On était en été. En vacances chez mes grands-parents, à Balbigny dans la Loire. C'était juste après le déjeuner. A cette heure où les corps et les esprits sommeillent, engourdis par la chaleur. Mon papy dormait en bas. Il venait de se remettre d'un cancer du foi et ronflait dans son fauteuil rouge, devant la télé.
J'étais dans sa chambre à regarder un agrandissement d'une photo où on y voyait ma grand-mère, mon grand-père et mon oncle, frère adoré de ma mère. La maison apparaissait en arrière-plan, couverte de roses en pleine floraison.
En regardant cette photo, je ne ressentais rien si ce n'était qu'un profond ennui. J'aurai été mieux dans ma chambre à écouter les cassettes de mes groupes musicaux préférés. "Pfff... et si j'allais faire du vélo". Le vélo, il n'y avait que ça à faire dans ce patelin perdu en pleine cambrousse.
J'enfourchais donc mon destrier d'acier et roulais jusqu'à la Loire. Je m'y arrêtais un moment pour y faire quelques ricochets. Je ne voyais ni n'entendais la beauté du paysage : le soleil se reflétant sur l'eau, les arbres immenses qui chantaient sous la brise, le chant des oiseaux, le bleu du ciel sans un nuage.
Non, tout en jetant mes galets dans l'eau, moi je me disais que je serai riche un jour, certainement pas à finir dans un trou comme celui-là. C'était un endroit pour les écrivains, les rêveurs, les faignants, les perdants. Et je n'étais pas une perdante. J'avais 13 ans.
16 ans, Toulon, Salle de classe. Le soleil rentre ses rayons dans la salle. Je vois par la fenêtre quelques branches de platane. Tout le monde a levé le doigt.
"Magali, tu veux bien nous lire ce que tu as écrit ?" Et m... ! Elle peut pas demander ça à un de ses abrutis qui a levé sa patte, comme un bon toutou ?
Je m'execute. La prof avait dit "écrivez ce que vous voulez". Alors je lis mon rêve d'être riche, puissante, sans patron ni personne pour me donner des ordres, mes maisons, mon jet privé, mon yacht, mes voyages.

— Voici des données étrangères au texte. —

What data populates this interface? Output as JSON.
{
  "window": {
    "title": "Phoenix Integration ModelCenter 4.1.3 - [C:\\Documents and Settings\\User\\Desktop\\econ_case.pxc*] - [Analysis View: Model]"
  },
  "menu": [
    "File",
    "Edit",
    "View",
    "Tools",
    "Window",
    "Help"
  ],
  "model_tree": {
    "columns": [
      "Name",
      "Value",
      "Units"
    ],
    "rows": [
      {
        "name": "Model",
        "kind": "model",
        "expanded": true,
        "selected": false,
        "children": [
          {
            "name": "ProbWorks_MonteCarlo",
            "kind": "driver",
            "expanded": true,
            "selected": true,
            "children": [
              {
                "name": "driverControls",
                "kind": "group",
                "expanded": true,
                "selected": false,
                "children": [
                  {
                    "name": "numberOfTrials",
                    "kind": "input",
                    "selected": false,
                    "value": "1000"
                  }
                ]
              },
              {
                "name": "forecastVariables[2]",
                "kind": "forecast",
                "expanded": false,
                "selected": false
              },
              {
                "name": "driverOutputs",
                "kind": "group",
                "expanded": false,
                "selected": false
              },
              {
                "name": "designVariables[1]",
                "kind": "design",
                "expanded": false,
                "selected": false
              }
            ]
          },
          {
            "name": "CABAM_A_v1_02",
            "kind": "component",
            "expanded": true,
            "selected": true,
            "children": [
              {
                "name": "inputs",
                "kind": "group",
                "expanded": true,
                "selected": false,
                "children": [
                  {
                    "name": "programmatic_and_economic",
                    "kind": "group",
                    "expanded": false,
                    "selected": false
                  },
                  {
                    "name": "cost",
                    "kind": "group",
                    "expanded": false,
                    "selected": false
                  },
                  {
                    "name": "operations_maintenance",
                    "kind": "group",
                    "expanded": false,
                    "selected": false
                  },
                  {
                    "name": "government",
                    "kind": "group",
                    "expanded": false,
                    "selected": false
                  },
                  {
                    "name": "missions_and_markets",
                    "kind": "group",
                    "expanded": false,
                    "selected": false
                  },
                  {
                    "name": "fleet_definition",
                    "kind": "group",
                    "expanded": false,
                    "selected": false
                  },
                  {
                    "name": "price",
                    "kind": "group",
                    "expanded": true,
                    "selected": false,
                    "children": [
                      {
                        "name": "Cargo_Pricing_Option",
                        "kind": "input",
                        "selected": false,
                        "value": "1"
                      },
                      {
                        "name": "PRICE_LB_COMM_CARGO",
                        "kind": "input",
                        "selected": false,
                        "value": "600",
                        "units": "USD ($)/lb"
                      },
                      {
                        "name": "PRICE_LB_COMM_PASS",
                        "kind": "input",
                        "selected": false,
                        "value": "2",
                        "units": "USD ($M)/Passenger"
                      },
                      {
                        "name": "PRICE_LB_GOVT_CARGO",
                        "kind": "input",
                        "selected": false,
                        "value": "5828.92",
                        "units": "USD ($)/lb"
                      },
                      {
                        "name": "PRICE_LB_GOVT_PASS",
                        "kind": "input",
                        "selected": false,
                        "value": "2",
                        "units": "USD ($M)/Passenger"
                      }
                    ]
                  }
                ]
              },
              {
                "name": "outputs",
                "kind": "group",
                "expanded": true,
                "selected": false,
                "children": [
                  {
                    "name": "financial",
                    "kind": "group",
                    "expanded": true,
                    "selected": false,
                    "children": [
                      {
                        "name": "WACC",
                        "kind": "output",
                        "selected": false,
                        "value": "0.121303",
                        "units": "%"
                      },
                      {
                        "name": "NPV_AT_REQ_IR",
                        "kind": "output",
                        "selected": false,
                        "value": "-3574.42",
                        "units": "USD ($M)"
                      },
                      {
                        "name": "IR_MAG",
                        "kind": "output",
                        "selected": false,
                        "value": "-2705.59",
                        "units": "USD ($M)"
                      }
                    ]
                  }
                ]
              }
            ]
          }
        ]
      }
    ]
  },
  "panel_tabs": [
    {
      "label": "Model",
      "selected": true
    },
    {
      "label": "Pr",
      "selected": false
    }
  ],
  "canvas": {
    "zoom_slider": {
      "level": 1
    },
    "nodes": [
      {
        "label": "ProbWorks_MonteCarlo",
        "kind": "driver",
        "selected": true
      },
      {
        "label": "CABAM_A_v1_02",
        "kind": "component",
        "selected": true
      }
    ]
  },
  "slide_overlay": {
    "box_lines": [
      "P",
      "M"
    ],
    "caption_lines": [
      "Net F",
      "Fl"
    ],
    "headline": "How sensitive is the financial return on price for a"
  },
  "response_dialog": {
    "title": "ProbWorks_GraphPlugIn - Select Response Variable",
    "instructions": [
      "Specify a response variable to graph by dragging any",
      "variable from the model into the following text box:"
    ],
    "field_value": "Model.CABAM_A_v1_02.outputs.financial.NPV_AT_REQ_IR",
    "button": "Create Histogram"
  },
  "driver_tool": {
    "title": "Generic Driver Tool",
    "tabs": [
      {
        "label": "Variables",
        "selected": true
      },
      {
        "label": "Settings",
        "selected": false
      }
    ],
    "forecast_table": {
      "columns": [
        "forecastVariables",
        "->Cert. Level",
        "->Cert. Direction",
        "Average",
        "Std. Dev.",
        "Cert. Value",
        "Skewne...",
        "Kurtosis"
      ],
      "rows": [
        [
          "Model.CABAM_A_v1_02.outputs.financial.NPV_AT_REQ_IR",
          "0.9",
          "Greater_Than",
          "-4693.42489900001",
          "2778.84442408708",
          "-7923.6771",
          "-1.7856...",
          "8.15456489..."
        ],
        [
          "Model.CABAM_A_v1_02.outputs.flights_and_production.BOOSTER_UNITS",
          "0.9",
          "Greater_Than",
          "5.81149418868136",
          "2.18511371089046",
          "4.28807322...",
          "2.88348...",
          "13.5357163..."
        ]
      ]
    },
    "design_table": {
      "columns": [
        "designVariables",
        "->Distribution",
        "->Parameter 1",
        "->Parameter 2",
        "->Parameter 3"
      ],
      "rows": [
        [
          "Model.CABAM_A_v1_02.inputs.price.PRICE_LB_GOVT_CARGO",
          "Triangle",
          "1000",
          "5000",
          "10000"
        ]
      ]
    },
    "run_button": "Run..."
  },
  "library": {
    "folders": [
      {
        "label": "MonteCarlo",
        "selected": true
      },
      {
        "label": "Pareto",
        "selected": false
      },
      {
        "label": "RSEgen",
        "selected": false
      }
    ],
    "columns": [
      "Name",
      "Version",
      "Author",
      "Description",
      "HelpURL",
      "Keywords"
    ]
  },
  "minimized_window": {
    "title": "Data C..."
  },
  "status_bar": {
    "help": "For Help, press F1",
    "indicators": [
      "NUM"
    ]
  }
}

"Qu'en pensez-vous ?" demande la prof. "C'est bien" "Oui, vraiment génial !" "Tu m'inviteras sur ton yacht ?" La prof rajoute "Tu devrais penser à te mettre à l'écriture". Ah ça non jamais, même si tous ces compliments flattent mon égo, je ne serai jamais écrivain !
Aujourd'hui, j'ai 36 ans. Et je suis riche, P.D.G. d'une société qui emploie plus d'un millier de personnes à travers le monde. J'ai un appartement sur les Champs-Elysés, une maison à Nice sur la Promenade des Anglais, un chalet a Megève. Mon yacht mouille dans le port de Villefranche-sur-Mer, mon jet m'emmene là où je veux. J'ai écrasé mes ennemis, et mes amis je m'en méfie. Je pars quand je veux, je fais ce que je veux. J'organise des fêtes somptueuses. Je suis seule mais je suis riche et pas écrivain.